Mr. Khadr, now 27, was 15 when, in July 2002, an elite U.S. Special Forces unit stormed the Afghan compound where he lived with a group of bomb-building Islamic jihadis planting roadside explosives.

After U.S. warplanes largely destroyed the compound with 250-kilogram bombs, ground forces stormed the ruins. Sergeant Christopher Speer, helmetless and wearing Afghan garb, was killed by a grenade blast. Sgt. Speer, a qualified medic, was part of assault team when he suffered fatal head wounds.

That's a combat death, not a war crime, said Mr. Morison in an interview. "Using a conventional lawful weapon in the course of conventional battle is not a war crime; he (Khadr) neither killed a protected person, nor used an illegal weapon, nor used an illegal tactic of some sort, like perfidy."

As part of his plea-bargain deal, Mr. Khadr waived his right to appeal.

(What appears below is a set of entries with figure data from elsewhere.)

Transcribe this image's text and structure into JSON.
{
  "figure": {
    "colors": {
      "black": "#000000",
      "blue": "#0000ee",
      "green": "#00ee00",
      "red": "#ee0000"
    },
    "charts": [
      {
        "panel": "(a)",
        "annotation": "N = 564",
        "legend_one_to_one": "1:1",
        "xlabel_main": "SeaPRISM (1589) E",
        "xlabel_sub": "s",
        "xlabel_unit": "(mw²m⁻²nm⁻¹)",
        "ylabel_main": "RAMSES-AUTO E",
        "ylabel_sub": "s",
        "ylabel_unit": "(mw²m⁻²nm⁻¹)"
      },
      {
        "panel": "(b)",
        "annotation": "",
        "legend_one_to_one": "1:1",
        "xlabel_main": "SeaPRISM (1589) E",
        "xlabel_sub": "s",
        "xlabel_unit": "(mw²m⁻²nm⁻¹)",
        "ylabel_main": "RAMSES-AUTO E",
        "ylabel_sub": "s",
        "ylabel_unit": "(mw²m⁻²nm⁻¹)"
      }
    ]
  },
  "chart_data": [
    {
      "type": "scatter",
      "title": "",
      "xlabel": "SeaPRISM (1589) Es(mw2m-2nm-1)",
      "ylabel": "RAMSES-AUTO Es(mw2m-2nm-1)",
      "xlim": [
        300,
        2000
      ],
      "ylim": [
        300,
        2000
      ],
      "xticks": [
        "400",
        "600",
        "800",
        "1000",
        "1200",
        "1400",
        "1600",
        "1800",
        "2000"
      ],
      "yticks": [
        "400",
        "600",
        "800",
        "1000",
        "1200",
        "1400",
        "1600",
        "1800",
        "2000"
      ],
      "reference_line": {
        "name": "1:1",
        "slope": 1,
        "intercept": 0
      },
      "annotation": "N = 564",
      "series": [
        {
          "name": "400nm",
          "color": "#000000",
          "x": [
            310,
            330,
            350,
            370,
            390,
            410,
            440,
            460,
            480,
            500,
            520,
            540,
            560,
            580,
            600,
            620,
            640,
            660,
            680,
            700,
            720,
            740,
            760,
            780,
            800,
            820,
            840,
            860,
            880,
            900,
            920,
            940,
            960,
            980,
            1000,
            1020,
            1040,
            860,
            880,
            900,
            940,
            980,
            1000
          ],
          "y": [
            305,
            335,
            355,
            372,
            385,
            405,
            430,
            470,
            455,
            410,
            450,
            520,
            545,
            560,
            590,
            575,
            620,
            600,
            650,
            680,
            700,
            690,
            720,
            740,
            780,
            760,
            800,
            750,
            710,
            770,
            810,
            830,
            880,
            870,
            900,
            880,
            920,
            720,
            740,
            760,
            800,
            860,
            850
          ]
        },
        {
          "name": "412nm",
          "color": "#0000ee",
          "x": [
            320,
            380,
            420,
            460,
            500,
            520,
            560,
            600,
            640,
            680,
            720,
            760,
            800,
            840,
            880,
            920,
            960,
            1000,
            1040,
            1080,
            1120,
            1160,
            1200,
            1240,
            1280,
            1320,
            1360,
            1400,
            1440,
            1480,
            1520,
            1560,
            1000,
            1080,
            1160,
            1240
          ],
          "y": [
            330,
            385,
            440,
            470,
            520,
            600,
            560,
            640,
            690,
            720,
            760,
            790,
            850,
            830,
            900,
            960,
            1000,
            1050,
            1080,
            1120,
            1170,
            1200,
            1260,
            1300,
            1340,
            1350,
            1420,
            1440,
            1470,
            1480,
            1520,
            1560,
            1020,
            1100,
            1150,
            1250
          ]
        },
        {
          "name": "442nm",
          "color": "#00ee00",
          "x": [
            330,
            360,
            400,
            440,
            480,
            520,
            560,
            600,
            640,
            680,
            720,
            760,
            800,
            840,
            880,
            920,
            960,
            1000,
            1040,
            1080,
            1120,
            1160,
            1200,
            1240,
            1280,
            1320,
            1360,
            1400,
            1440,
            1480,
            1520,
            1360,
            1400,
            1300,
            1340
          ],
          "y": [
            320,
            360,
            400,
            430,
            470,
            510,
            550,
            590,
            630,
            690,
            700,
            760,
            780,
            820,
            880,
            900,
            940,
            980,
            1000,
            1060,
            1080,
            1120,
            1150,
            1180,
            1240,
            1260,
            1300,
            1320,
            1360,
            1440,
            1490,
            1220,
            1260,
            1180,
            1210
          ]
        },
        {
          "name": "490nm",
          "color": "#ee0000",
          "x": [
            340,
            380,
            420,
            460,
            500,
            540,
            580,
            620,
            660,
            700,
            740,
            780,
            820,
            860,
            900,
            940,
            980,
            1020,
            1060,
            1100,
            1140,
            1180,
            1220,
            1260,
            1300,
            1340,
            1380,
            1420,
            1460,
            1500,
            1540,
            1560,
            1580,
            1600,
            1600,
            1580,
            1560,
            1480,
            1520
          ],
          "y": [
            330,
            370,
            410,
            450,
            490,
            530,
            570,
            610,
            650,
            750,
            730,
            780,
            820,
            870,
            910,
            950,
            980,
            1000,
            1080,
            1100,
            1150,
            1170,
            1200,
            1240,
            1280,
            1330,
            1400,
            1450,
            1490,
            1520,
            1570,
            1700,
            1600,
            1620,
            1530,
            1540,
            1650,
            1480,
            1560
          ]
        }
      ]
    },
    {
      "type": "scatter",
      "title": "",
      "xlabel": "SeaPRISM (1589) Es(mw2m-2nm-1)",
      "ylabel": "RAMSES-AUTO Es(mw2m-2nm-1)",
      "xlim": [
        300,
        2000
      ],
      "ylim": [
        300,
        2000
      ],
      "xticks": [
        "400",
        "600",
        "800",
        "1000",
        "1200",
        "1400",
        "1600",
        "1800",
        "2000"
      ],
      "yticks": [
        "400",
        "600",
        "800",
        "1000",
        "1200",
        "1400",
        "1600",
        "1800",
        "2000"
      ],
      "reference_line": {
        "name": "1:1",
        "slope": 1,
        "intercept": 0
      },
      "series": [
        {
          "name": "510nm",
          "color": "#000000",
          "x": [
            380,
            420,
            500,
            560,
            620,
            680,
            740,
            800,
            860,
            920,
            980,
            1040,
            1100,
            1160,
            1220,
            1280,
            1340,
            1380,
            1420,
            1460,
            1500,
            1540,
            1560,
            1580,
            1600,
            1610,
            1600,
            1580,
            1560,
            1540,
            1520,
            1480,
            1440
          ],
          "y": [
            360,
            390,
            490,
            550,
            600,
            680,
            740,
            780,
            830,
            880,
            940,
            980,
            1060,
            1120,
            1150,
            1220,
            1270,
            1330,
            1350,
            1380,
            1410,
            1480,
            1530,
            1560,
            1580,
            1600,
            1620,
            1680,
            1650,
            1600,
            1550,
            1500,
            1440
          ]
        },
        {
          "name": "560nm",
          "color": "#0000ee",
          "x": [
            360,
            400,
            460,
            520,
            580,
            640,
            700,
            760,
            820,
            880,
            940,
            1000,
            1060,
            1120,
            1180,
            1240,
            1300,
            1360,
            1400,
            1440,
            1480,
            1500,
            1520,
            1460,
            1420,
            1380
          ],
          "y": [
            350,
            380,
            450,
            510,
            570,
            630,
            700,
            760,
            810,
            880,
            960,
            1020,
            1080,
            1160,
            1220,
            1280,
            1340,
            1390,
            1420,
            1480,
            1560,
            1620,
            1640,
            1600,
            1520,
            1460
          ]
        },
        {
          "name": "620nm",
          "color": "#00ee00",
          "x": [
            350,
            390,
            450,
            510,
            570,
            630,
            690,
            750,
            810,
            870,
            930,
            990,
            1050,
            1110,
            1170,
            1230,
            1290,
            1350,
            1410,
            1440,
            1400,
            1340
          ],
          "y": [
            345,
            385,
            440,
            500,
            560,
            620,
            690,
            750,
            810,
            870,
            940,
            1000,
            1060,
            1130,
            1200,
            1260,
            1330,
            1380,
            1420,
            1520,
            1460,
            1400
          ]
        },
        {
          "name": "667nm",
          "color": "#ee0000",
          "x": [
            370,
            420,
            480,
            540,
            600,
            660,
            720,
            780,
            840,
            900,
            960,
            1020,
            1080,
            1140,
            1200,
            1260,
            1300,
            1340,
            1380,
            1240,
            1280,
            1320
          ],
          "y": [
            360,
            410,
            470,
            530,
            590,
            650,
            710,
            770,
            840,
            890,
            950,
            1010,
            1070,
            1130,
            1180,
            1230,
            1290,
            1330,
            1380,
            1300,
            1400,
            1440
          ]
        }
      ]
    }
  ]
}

However, that waiver doesn't apply, Mr. Morison says, because the Congressional statute that created the latest version of the military tribunals established for the offshore trials at Guantanamo Navy Station in Cuba doesn't permit certain types of appeals – for instance on jurisdiction – to be waived.

"Khadr has a statutory right of appeal, he has an absolute right to have his case heard and the court is statutorily obligated to reach a decision, they can't duck it," Mr. Morison said.

The appeal claims that Mr. Khadr didn't do anything that qualified as a war crime under international law.

"Even if you take the government's allegations at face value, and assume, for the sake of argument that they are true, he (Khadr) still didn't commit a crime for which he could be tried by a military commission," Mr. Morison said.

Mr. Khadr was shot multiple times and had his life and vision in one eye saved by U.S. battlefield medics, a helicopter evacuation and emergency surgery in Baghram. He was the first – and remains the only – enemy combatant charged with murder after a firefight in more than a decade of insurgency wars in Afghanistan and Iraq during which more than 6,700 U.S. soldiers have been killed.

Mr. Morison expects to meet his client for the first time soon. "I'm going to Canada next week and the first thing I will do is meet with Omar personally," Mr. Morison said, adding the Pentagon had refused to authorize travel even though it had appointed appeals counsel in Mr. Khadr's case. "I can tell you that he (Khadr) knows the appeal is happening, and I think it is fair to say that he's anxious to get the process started," Mr. Morison said.

Mr. Khadr's appeal arises out of an October 2012 ruling by the U.S. Court of Appeals for the District of Columbia in another Guantanamo conviction of Salim Hamdan, who served as a driver for Osama bin Laden. In that ruling the count vacated the conviction because the charge of material support for terrorism simply wasn't war crime under the 2006 revised laws governing the Guantanamo tribunals.

Once Khadr's appeal is dealt with by the Court of Military Commission Review, it may also wind up in the civilian court that ruled on Mr. Hamdan.